With girls I feel romantic. Of course there is no lasting element in it and I know it, but I seem to love them. Whenever I meet a respectable looking girl, I think I have fallen in love with her. I don’t quite understand it. Contrary to my feeling to male friends, I have no desire to discuss politics or religion … It is a thing of emotions, not of interest or reason.

As a teenager, I wrote in my journals the most elaborate, stumbling analyses of ‘how to approach females’, comparing friendships
with
them to friendships with ‘males’ and trying to distinguish between physical attraction and relationships based on shared interests and understanding – passages that look absurd now, but which reflected someone brought up in a family of boys by Victorian parents, and who went to an all-boys school.

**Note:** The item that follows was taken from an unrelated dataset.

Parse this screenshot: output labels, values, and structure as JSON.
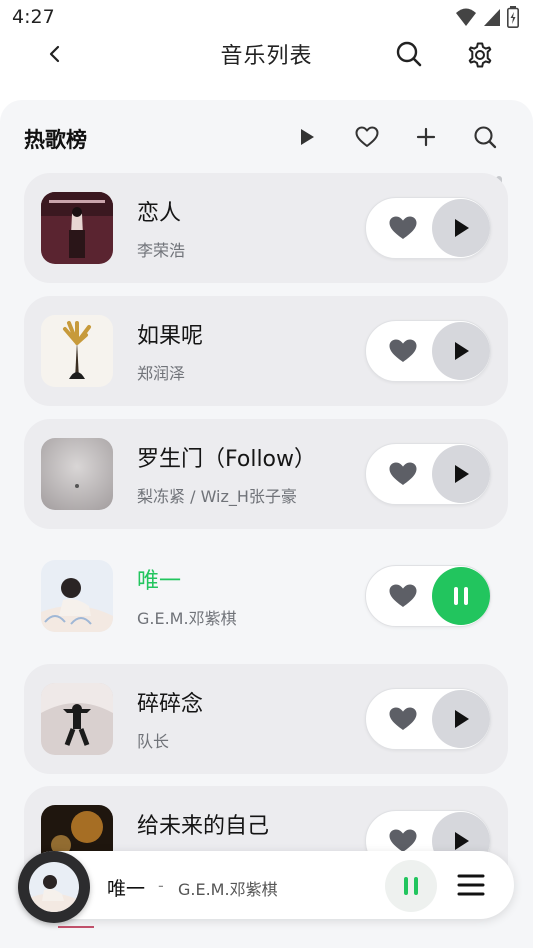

In 1942, at the height of the war, Mother and I went to stay at my Uncle Ernest’s old home, Blunt House, by then a girls’ school. I was sixteen or seventeen and there was a girl whom I liked very much; I tried to get into her bed, in the dormitory. Not surprisingly, the offence was discovered and raised with my mother, who must have been very embarrassed. Most unfairly, the girl involved was punished, whereas I was not. In a letter she wrote to me after the ‘incident’ she said:

PS. Just a short note at the end. Miss X really blamed me for the whole thing, [unreadable] that you were so young and hadn’t met many girls and that I should have been firm and refused but how could I have? In fact according to her I led you astray.

During the war I wrote to my brother, who was serving in North Africa, and said that I thought of subscribing to a girls’ magazine called
Girl’s Own Paper
, but discovered it was full of advice on dressmaking and cookery that wouldn’t really have helped me.

I once asked my father, when I was about twelve, what buggery was, and with a look of extreme embarrassment he said, ‘It is two men trying to have a baby.’ Even at that age I knew this was nonsense and, when I told Father that, he referred me back to Mother, who I suspect had never heard of it.

At some stage I think a booklet was smuggled into my room called ‘Straight Talks to a Boy on Growing Up’, which I seem to
recall
consisted of very sketchy descriptions of the way that babies came to be born, accompanied by dire warnings against masturbation. It quoted the advice given to Boy Scouts, which was that if desire gets too strong, try plunging your arms up to the elbows in cold water – a remedy I never tried, but which I suspect would not have worked.

From 1937 and 1938 I have poems and letters that I never sent, with declarations of passion: ‘to my love Pauline, I dream every night of you’; ‘Hether [sic] Betty Harper whose laughing eyes and flowing black hair and sporting decency are in a class of their own’; ‘Name-not-yet-known whose calm dignity and graceful movement made a true case of love at first sight’.

I did have embedded in my mind for many years, right into my late teens, that if you even kissed a girl delicately on her cheeks, you had to marry her – a thought that held me back on many occasions, for fear that marriage with children might prove a disaster. I sometimes wish my eight-year-old granddaughter had been available to advise me when I was eighteen.

A normal and open attitude towards sex seems to me to be so obvious, and when Caroline and I were asked about it by our own children, we answered frankly, but maybe in some trepidation, waiting for the next question. This was usually ‘What are we having for dinner tonight, Dad?’, which indicated that the basic information provided had satisfied their curiosity.